What is, for you, a typical afternoon activity, is fascinating to marketers. How long do your eyes spend on each particular post before they move down the page? What are the criteria for the split-second decision to either click or move on?
These questions gave birth to the concept of “engagement metrics”—measurements of just how effective your posts are at achieving their intended purpose.
The great thing about engagement metrics is that they also tell you something about the quality of content you’re producing. You might be posting on social media 5 times a day, and be getting the same amount of total Likes as a company that posts once a week. In that case, you could almost certainly learn something from that company—they’re getting the same results as you, with 97% less effort.

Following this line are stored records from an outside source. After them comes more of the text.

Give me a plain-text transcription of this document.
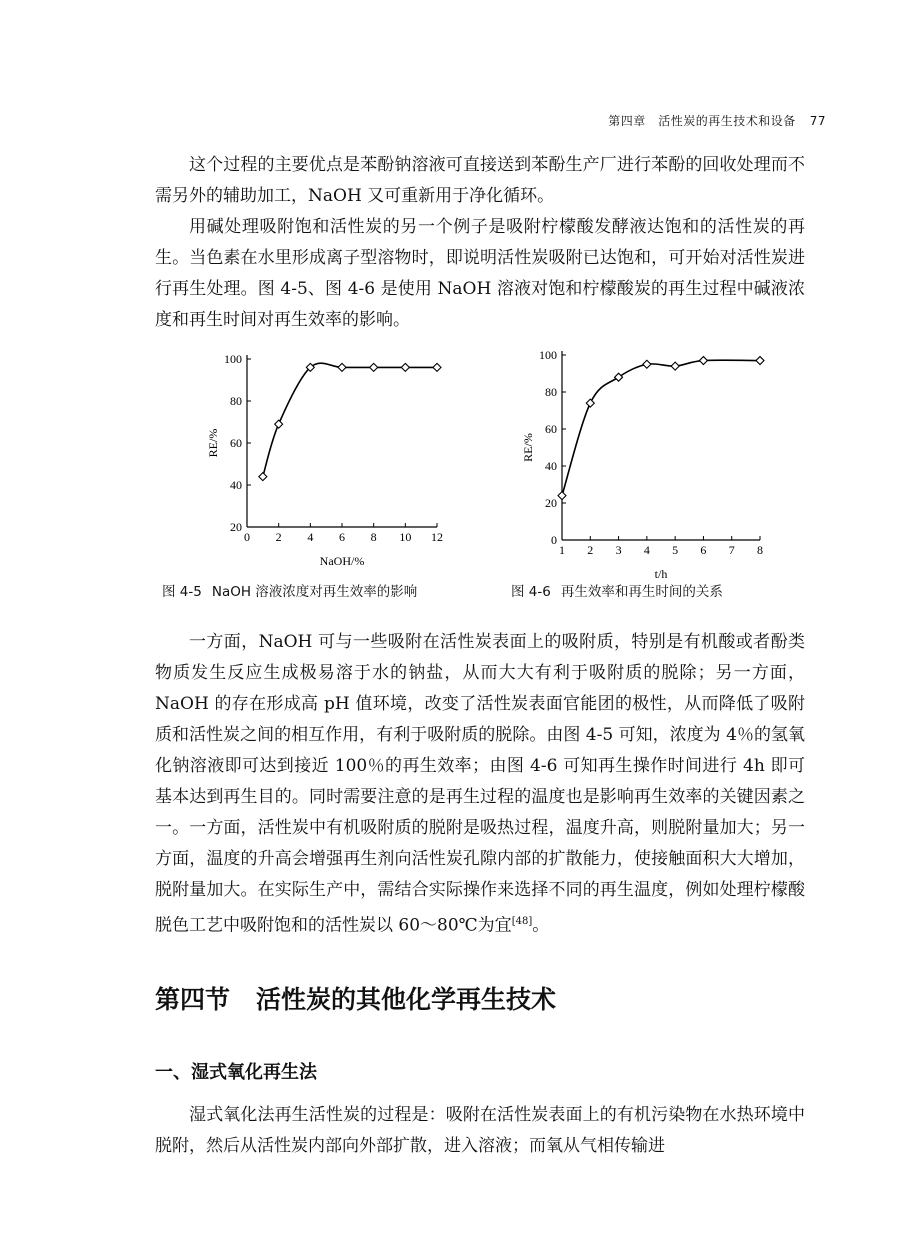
第四章　活性炭的再生技术和设备 77

这个过程的主要优点是苯酚钠溶液可直接送到苯酚生产厂进行苯酚的回收处理而不需另外的辅助加工，NaOH 又可重新用于净化循环。

用碱处理吸附饱和活性炭的另一个例子是吸附柠檬酸发酵液达饱和的活性炭的再生。当色素在水里形成离子型溶物时，即说明活性炭吸附已达饱和，可开始对活性炭进行再生处理。图 4-5、图 4-6 是使用 NaOH 溶液对饱和柠檬酸炭的再生过程中碱液浓度和再生时间对再生效率的影响。

0 2 4 6 8 10 12
20
40
60
80
100
NaOH/%
RE/%
1 2 3 4 5 6 7 8
0
20
40
60
80
100
t/h
RE/%
图 4-5 NaOH 溶液浓度对再生效率的影响	图 4-6 再生效率和再生时间的关系

一方面，NaOH 可与一些吸附在活性炭表面上的吸附质，特别是有机酸或者酚类物质发生反应生成极易溶于水的钠盐，从而大大有利于吸附质的脱除；另一方面，NaOH 的存在形成高 pH 值环境，改变了活性炭表面官能团的极性，从而降低了吸附质和活性炭之间的相互作用，有利于吸附质的脱除。由图 4-5 可知，浓度为 4％的氢氧化钠溶液即可达到接近 100％的再生效率；由图 4-6 可知再生操作时间进行 4h 即可基本达到再生目的。同时需要注意的是再生过程的温度也是影响再生效率的关键因素之一。一方面，活性炭中有机吸附质的脱附是吸热过程，温度升高，则脱附量加大；另一方面，温度的升高会增强再生剂向活性炭孔隙内部的扩散能力，使接触面积大大增加，脱附量加大。在实际生产中，需结合实际操作来选择不同的再生温度，例如处理柠檬酸脱色工艺中吸附饱和的活性炭以 60～80℃为宜[48]。

第四节 活性炭的其他化学再生技术
一、湿式氧化再生法

湿式氧化法再生活性炭的过程是：吸附在活性炭表面上的有机污染物在水热环境中脱附，然后从活性炭内部向外部扩散，进入溶液；而氧从气相传输进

All of our general opinions about content creation apply to social media posts: telling a good story and offering value will do wonders for your engagement metrics. However, there are some much more simple tricks for boosting social media engagement that you can try in conjunction with the above.
Here are 3 relatively easy ways to boost the engagements of your posts:
- Use images. We can’t stress this enough. Simply having an image, irrespective of what your post is actually about, can increase interaction rate on Facebook by 85% and increase retweets by 35%. With numbers like those, having an image for every social media post is a no-brainer.

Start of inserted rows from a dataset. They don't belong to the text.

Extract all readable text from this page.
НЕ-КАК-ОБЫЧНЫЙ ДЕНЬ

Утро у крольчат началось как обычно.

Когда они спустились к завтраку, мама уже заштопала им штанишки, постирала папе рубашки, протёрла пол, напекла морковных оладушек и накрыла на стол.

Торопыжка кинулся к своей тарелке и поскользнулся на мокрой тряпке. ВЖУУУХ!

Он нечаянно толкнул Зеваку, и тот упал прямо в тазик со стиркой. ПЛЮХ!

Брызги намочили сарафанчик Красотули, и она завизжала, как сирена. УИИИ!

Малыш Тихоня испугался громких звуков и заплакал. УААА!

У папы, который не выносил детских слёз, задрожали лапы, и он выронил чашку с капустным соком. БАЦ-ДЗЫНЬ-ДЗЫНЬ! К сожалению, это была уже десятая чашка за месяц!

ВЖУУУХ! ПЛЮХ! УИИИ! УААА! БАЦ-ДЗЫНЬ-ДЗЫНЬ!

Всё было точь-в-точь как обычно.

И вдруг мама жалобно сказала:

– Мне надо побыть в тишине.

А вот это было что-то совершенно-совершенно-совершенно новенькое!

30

- Give your take on curated content. You likely don’t create every piece of content you share on social media. Some of the time, you’re probably sharing news, industry trends, or interesting posts by others. This curated content lead the user to engage with the original post, but not necessarily with you. To change that, add a sentence or two of your own commentary when sharing a post. Something as simple as “Great post, we agree completely” or “Interesting, but they didn’t account for ______” will make you an active participant in the conversation.
- Crowdsource questions. Social media gets your message in front of thousands of users, all of which are willing to engage with you in a small way. That makes it the perfect platform for asking engaging questions or taking polls to get a sense of how your audience feels about a particular topic. Just make sure that it’s something worthy of your users’ time—an industry-specific question tends to bring in much more engagement than something like “What’s everyone up to this weekend?”